Die Staatsanwaltschaft ist allgemein bei absoluten Antragsdelikten und Offizialdelikten kraft Gesetzes verpflichtet, von Amts wegen die Strafverfolgung aufzunehmen. Es gibt jedoch Straftaten, die wegen der geringen Schuld des Täters nicht verfolgt zu werden brauchen. Es liegt im Rahmen des Ermessens, ob eine Strafverfolgung von Vergehen bei zu erwartender geringer Schuld eingeleitet wird; dies ist Ausdruck des Opportunitätsprinzips.

Der Gesetzgeber hatte im Rahmen der Reform des Straf- und Strafverfahrensrechts im Januar 1975 bereits die Deliktsform der Übertretung abgeschafft und damit die bisherige Dreiteilung der Straftaten in Verbrechen, Vergehen und Übertretungen zugunsten einer Zweiteilung in Verbrechen und Vergehen aufgegeben. Gemessen an der Idee der Gerechtigkeit müssen auch aus verfassungsrechtlichen Gründen Tatbestand und Rechtsfolge sachgerecht aufeinander abgestimmt sein;[1] der Schuldgrundsatz muss sich in seinen die Strafe begrenzenden Auswirkungen mit dem Verfassungsgrundsatz des Übermaßverbotes decken.[2]

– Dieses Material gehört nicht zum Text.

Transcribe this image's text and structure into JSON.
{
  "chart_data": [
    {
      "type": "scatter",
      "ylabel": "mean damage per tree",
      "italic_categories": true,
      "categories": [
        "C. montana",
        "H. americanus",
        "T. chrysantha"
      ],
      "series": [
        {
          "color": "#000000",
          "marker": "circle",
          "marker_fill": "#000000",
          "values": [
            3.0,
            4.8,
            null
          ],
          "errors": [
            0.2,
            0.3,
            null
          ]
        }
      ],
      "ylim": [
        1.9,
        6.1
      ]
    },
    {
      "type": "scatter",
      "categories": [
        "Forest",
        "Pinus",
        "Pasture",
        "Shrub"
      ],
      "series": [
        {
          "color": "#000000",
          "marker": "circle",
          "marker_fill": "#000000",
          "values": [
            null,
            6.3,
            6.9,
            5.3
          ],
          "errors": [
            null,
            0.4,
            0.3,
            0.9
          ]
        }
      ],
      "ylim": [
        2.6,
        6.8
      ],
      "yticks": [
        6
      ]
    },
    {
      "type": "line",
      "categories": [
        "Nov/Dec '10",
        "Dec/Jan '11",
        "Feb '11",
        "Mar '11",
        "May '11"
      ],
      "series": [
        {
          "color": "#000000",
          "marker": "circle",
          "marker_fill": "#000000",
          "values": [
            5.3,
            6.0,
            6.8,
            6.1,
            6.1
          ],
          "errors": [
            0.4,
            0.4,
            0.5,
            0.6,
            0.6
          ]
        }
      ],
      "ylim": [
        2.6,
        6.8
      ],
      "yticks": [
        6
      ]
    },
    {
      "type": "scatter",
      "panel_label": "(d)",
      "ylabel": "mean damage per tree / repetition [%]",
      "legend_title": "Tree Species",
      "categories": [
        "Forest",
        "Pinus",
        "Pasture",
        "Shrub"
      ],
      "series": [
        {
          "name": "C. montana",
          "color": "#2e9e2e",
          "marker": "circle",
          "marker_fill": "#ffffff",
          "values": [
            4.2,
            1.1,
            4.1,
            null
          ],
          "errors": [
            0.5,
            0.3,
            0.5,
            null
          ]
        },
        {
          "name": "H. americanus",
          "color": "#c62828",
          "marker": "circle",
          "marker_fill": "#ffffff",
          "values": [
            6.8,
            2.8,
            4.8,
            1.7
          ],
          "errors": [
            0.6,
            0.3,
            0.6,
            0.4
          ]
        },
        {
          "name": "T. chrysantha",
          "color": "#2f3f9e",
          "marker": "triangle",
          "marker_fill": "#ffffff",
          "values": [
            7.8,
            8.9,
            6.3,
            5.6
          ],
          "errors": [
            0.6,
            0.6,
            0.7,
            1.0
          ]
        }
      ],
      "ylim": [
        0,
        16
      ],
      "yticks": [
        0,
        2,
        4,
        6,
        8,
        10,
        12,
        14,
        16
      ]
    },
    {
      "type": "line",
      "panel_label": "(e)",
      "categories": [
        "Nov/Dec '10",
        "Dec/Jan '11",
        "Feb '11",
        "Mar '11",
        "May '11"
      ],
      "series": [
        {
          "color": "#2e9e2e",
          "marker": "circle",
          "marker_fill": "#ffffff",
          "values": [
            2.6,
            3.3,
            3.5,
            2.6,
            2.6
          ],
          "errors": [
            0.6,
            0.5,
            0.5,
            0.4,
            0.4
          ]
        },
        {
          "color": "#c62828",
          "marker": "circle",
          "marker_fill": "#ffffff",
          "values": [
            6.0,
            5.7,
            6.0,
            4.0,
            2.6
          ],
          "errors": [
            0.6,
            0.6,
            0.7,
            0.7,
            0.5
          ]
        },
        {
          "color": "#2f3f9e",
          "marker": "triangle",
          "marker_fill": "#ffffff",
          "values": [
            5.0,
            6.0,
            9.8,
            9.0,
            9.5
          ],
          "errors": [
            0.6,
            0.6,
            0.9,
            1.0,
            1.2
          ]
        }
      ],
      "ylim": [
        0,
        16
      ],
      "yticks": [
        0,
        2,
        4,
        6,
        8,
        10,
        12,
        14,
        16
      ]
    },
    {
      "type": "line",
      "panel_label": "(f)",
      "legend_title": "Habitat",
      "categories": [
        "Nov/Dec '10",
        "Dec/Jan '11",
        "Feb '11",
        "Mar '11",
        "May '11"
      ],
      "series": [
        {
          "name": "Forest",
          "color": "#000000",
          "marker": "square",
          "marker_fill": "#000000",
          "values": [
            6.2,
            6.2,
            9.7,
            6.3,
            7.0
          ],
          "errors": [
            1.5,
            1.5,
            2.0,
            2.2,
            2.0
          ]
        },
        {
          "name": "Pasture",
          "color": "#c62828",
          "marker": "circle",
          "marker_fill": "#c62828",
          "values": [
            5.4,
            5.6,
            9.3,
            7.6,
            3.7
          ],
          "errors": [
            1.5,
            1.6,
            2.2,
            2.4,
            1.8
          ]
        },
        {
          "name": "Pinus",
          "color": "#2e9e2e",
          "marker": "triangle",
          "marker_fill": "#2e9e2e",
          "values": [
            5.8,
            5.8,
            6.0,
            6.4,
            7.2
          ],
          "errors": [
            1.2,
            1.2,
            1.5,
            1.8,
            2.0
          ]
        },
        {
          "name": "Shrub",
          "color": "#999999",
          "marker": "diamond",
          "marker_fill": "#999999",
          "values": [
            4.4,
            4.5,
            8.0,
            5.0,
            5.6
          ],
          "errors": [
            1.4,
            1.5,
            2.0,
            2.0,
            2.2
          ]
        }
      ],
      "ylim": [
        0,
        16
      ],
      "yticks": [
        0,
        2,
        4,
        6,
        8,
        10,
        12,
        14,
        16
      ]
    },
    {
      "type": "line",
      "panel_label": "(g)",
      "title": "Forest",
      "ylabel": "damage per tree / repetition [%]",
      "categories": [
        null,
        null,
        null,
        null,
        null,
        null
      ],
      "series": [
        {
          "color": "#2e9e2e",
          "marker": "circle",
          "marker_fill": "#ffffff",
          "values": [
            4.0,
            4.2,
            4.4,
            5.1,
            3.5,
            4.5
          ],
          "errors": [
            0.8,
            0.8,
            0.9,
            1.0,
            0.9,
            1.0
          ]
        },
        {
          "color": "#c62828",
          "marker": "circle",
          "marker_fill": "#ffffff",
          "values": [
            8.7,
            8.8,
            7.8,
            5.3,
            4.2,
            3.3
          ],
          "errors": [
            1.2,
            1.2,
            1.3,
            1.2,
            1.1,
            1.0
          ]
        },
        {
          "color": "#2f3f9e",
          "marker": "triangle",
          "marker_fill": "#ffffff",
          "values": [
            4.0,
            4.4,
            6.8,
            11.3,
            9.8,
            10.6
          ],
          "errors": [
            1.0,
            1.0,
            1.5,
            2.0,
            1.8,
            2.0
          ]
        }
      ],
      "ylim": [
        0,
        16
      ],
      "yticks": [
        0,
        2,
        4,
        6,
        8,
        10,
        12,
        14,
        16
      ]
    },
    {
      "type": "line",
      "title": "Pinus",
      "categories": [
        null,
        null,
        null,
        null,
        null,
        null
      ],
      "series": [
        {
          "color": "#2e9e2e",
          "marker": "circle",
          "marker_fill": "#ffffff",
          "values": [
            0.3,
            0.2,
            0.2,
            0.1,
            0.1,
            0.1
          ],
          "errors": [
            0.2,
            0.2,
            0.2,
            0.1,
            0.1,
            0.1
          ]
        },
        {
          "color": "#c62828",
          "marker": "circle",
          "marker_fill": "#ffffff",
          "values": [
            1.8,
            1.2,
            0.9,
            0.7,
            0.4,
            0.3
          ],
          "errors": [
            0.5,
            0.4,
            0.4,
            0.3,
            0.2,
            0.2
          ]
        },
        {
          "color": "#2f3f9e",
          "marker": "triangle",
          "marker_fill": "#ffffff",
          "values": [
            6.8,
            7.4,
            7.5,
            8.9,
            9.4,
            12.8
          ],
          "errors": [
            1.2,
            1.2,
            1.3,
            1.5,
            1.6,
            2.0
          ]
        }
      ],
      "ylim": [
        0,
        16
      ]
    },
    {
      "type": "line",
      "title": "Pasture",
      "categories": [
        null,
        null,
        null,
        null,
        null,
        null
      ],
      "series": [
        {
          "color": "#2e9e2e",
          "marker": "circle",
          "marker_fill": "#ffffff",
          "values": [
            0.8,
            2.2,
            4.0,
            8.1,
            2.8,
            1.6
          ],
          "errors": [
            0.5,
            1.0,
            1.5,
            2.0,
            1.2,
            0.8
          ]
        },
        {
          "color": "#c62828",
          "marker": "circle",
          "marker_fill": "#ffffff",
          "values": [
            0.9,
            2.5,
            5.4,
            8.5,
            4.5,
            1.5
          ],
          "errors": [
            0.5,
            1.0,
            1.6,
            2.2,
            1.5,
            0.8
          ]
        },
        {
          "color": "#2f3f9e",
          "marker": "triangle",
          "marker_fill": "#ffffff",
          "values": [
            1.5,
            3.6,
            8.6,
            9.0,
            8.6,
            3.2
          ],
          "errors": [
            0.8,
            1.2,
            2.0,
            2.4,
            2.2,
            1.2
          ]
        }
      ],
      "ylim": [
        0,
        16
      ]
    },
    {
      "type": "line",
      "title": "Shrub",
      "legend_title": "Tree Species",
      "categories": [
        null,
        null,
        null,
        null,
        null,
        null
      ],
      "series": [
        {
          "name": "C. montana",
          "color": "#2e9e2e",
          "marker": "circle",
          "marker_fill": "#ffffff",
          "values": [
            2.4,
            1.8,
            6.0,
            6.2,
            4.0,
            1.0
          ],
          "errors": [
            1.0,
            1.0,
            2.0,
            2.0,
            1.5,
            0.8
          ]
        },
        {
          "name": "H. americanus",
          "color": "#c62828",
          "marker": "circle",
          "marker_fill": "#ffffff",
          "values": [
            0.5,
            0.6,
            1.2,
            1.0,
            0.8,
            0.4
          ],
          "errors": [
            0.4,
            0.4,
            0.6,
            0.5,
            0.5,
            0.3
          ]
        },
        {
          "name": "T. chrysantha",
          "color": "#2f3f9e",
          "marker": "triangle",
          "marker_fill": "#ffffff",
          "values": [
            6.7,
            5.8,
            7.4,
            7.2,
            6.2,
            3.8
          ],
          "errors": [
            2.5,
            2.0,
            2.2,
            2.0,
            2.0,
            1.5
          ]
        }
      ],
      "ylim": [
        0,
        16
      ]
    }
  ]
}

Voraussetzungen für Bagatelldelikte

Zu den Bagatelldelikten gehören nur Straftaten, bei denen

Bei Vergehen kann (muss aber nicht) die Staatsanwaltschaft mit Zustimmung des Gerichts von der Verfolgung absehen, wenn die Schuld des Täters als gering anzusehen ist und kein öffentliches Interesse an der Verfolgung besteht. Einer gerichtlichen Zustimmung bedarf es nicht, wenn bei einem Vergehen, das nicht mit einer im Mindestmaß erhöhten Strafe bedroht ist und die Tatfolgen gering sind. Ist bereits Anklage erhoben, entscheidet das Gericht mit Zustimmung der Staatsanwaltschaft und meist auch des Angeschuldigten (§ 153 StPO). Eine geringe Schuld des Täters setzt voraus, dass seine Tat weder gewerbsmäßig noch als wiederholt begangene Tat einzustufen ist. Wiederholte Diebstähle sind eine fortlaufende Einnahmequelle und damit gewerbsmäßig (§ 243 Abs. 1 Satz 3 StGB).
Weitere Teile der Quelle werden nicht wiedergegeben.